Le Congrès américain est plongé dans un débat à plusieurs millions de dollars sur l'opportunité d'instaurer ou pas des péages sur les autoroutes de l'information, opposant les grands de l'internet comme Google et Microsoft aux opérateurs des réseaux.

Le Congrès américain est plongé dans un débat à plusieurs millions de dollars sur l'opportunité d'instaurer ou pas des péages sur les autoroutes de l'information, opposant les grands de l'internet comme Google et Microsoft aux opérateurs des réseaux.

En jeu: rien moins que la liberté de l'internaute, disent les premiers, attachés à ce qu'ils appellent «la neutralité de l'Internet» - soit un trafic sans péages sur la toile.

Gare à ne pas étouffer le progrès, s'inquiètent les seconds, qui crient «pas touche à l'Internet» pour mieux pouvoir offrir des services diversifiés.

Les grands des télécoms et du câble, comme Verizon, ATT ou Comcast, militent pour pouvoir faire payer les sites internet, selon la largeur de bande qu'ils utilisent.

«Ce serait la première fois que le contenu (de l'Internet) serait dicté par les propriétaires de réseaux», s'inquiète la sénatrice républicaine Olympia Snowe, déterminée à «préserver l'Internet tel que nous le connaissons».

Selon Mme Snowe, si le Congrès n'y prend garde, l'offre de services Internet va finir par ressembler à l'offre de télévision par câble, où les opérateurs décident eux-mêmes du contenu des bouquets correspondant à chaque niveau d'abonnement.

Mme Snowe, qui défend la «neutralité de l'Internet», est soutenue par les grands de l'Internet, comme Google, eBay ou Amazon, qui tous se sentent visés par les projets de collaborateurs.

«Certains se demanderont mais "pourquoi est-ce que Google ne paierait pas?" Il est vrai que Google (...) pourrait sans doute payer, mais ce n'est pas la question. La question, c'est est-ce que Larry Page et Sergueï Brin (les fondateurs de Google, ndlr) auraient pu payer vers 1998, est-ce que le chef de Yahoo! Jerry Yang aurait pu payer un géant de la bande large vers 1995, est-ce que le fondateur de Netscape Marc Andreessen aurait pu payer quoi que ce soit à qui que ce soit vers 1994?», faisait aussi valoir récemment le représentant démocrate Ed Markey.

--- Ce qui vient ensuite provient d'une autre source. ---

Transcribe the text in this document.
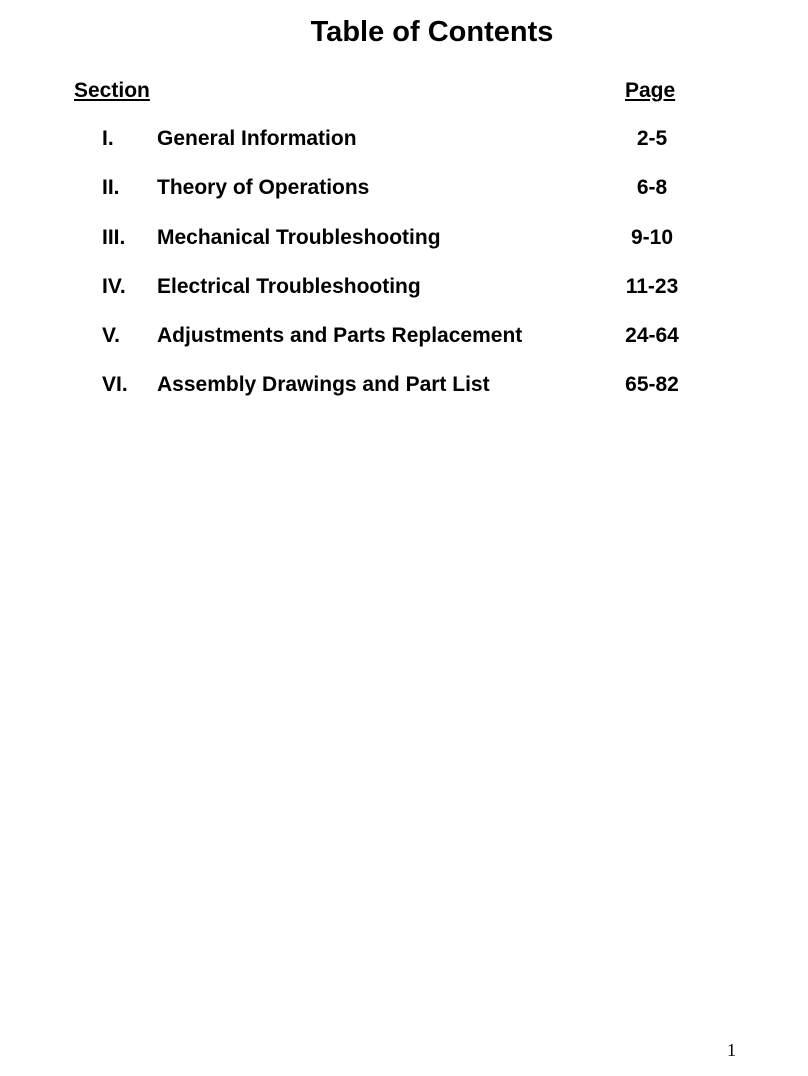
Table of Contents
Section	Page
I. General Information	2-5
II. Theory of Operations	6-8
III. Mechanical Troubleshooting	9-10
IV. Electrical Troubleshooting	11-23
V. Adjustments and Parts Replacement	24-64
VI. Assembly Drawings and Part List	65-82
1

Pour préserver l'égalitarisme en vigueur sur la Toile, M. Markey voudrait que la loi stipule que «tout fournisseur d'accès à bande large a le devoir de ne pas bloquer, gêner, dégrader, discriminer ou interférer avec la capacité de chacun à utiliser un accès à bande large pour accéder, utiliser, envoyer, recevoir ou proposer des contenus (..) sur Internet».

Mme Snow et M. Markey sont soutenus notamment par des groupes de pression utilisant l'internet comme principal moyen de communication, au premier rang desquels plusieurs organisations de la droite religieuse.

En face, les grands des télécoms, appuyés par des associations de consommateurs et certains milieux économiques, expliquent qu'ils veulent offrir l'équivalent d'autoroutes à plusieurs voies, certains axes étant réservés à certains types d'utilisateurs --publics ou privés-- pour éviter les phénomènes d'engorgement.

Une telle offre suppose de coûteux travaux de modernisation, réalisables uniquement s'ils en retirent un bénéfice financier, assurent-ils, en dénonçant des adversaires décidés à imposer «une seule voie pour tout le trafic», et ne laissant «aucune place à l'innovation».

Après des mois de discussions entre cabinets de lobbyistes et parlementaires, le débat a débarqué au Congrès, saisi d'une réforme globale des télécommunications.

Mais la Chambre des représentants a refusé de trancher sur «la neutralité du Net» au début du mois, et le Sénat semble lui aussi réticent.

«S'il y a des activités anticoncurrentielles, la bataille ira devant les tribunaux», a déclaré récemment le sénateur républicain Ted Stevens, président de la commission du Commerce, sceptique sur la nécessité de légiférer.

La réforme des télécommunications devrait être adoptée cette semaine en commission du Sénat, avec ou sans amendement sur l'Internet. Un débat en séance plénière pourrait intervenir le mois prochain.